Reacting to markets turmoil, the BoE announced it was temporarily buying up long-dated UK government bonds “to restore orderly market conditions”.
However, the pound promptly slumped 1.7 percent to $1.0552.
The BoE intervention followed criticism Tuesday from the IMF, which argued that Britain’s budget could increase inequality and worsen inflation.
Credit ratings agency Moody’s also waded in overnight with a warning about soaring debt.
Finance minister Kwasi Kwarteng’s big tax cuts and energy price freeze, aimed at boosting the UK’s recession-threatened economy, appeared to have had the opposite effect as traders warn of ballooning debt to pay for the incentives.

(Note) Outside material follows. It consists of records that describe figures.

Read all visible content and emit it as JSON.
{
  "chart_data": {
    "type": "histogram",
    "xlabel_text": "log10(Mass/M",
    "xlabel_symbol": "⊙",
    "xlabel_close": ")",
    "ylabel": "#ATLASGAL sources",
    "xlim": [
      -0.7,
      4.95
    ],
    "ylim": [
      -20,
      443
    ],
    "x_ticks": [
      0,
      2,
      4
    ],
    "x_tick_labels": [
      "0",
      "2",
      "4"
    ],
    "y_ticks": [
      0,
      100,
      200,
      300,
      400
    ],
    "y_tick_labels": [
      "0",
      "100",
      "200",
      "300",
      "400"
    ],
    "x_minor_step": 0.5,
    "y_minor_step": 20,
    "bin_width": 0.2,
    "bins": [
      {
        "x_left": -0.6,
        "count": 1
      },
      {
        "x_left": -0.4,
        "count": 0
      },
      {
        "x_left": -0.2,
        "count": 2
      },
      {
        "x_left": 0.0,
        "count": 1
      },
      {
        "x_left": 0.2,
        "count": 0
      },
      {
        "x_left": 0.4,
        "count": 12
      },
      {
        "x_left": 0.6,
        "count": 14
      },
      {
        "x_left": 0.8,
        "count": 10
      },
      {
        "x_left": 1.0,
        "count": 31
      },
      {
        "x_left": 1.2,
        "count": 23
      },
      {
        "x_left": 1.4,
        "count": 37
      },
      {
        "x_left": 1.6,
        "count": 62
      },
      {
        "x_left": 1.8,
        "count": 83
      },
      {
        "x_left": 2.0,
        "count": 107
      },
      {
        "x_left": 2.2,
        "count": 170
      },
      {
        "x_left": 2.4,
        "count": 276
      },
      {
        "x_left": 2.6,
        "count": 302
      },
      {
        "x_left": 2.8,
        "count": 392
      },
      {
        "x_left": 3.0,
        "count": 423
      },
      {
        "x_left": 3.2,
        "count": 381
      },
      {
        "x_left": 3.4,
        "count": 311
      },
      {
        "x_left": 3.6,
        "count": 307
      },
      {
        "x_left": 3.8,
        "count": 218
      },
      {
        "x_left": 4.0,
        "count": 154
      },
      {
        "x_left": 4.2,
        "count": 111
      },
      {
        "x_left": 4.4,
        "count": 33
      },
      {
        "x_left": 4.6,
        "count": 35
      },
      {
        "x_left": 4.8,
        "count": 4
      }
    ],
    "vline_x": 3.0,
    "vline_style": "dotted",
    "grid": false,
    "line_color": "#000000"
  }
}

Following last Friday’s budget, UK government bond yields have soared and the pound hit a record low at $1.0350.
Critics added that Kwarteng’s measures would benefit the rich more than the poorest, as millions of Britons suffer from a cost-of-living crisis.
“We have acted at speed to protect households and businesses through this winter and the next, following the unprecedented energy price rise,” the
Treasury said as it sought to defend itself.
“We are focused on growing the economy to raise living standards for everyone,” it added.